It didn't take long. An hour or two with the mouse and keyboard, tap tap tap, click click click, and I'm in cash. Up 17.5% for the year, time to take my ball and go home. The precipitating incident was trivial: I made what I considered a reasonable request, and my brokerage refused to grant it.
I told them it would cost them a customer, they very politely informed me they didn't care. So I closed my positions and moved the cash to an FDIC insured bank account. In point of fact, the service incident was the straw that broke the camel's back: I'm just plain sick and tired of the stock market. It's time to sit on the sidelines, step back and think - with my money in my pocket.
In October 2011, I wrote an article entitled "Fixing Wall Street: Cutting the Gordian Knot." In it, I voiced my views on Financialism as it afflicts the economy, the market, and monetary policy. By way of disclosure and conclusion, I explained why I was long the market:
I'm long US equities based on valuation. I would be far more optimistic if I felt there was a realistic possibility of change along the lines discussed in this article.
The only thing that's different now is, the S&P 500 is hanging in the 1,520 area, as compared to 1,200 on the date of the article. The fundamental problems in the equity, futures and derivatives markets have not been fixed, nor has monetary or fiscal policy been placed on a road to sustainability.
Market Fairly Valued
Common sense methods based on the ratio of the S&P 500 index (SPY) to GDP suggest the market is fairly valued. Morningstar maintains a market level indicator which presents the same conclusion.
Under these conditions, long-term nominal returns arguably would be in the 7% area. I've been investing on that basis.
It's well known that the standard deviation of the market is greater than the long term average rate of return. While the market goes up more often than it goes down, when it goes down, it goes down faster and further than it goes up.
The more I think about it, the less I like the idea of being fully invested in the market, looking at best for 7% long-term, when a (hopefully temporary) short-term loss of 25% to 40% is logically possible.
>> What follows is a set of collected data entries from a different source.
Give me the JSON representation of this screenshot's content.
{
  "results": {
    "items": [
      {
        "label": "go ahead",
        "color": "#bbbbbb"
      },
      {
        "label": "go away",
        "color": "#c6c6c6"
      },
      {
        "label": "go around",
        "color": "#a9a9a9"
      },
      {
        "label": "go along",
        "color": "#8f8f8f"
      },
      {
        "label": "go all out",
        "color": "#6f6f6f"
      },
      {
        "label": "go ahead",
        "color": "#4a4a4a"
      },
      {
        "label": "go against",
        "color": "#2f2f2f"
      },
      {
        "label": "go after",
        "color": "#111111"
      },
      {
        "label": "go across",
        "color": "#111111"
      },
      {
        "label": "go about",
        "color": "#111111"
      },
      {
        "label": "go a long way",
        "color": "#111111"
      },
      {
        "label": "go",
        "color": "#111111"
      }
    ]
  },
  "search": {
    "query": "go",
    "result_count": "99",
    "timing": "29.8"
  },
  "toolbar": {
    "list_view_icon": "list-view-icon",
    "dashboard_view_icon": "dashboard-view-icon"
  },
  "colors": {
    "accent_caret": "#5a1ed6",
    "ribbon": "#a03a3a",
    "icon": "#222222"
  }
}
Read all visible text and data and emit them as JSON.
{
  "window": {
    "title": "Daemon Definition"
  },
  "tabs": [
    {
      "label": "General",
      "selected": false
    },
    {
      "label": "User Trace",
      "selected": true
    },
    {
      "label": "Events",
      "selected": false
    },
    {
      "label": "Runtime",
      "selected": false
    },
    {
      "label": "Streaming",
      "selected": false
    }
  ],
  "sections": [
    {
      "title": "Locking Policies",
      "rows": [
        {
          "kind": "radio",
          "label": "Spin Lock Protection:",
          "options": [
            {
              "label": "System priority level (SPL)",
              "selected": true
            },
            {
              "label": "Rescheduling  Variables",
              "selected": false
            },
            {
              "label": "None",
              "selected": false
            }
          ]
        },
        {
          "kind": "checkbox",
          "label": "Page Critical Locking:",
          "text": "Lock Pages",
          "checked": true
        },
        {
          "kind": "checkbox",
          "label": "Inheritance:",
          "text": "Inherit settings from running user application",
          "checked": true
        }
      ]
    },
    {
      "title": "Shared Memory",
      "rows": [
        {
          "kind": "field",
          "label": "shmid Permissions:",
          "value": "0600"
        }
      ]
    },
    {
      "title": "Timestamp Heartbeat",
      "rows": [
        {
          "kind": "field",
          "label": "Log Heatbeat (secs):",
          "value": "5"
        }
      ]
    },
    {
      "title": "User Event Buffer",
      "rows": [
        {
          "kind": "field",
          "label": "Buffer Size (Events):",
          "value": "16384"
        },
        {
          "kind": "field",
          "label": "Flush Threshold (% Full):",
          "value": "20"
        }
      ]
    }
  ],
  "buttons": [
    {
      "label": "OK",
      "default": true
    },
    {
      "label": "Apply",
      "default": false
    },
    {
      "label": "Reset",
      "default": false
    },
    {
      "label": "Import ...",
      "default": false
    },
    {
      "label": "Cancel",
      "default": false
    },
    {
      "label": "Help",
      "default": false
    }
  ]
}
Wall Street is not a nice neighborhood. It's high in fraud, abuse and manipulation. There isn't any reason to go there unless low valuations stack the odds in your favor.
17.5% on my discretionary portfolio is good enough for 2013. Money I won't need during the next 2 years can stay with Vanguard in index or mutual funds. But the money I use to try to beat the market can use a rest. Somebody somewhere said that money is like horses, if you run it too hard you have problems.
Planning for 2014
There are an awful lot of issues lying around half-dormant. Let's see how they play out before planning the next campaign.
Disclosure: I am long SPY.
Additional disclosure: I maintain a position in the S&P 500 via a Vanguard Index Fund.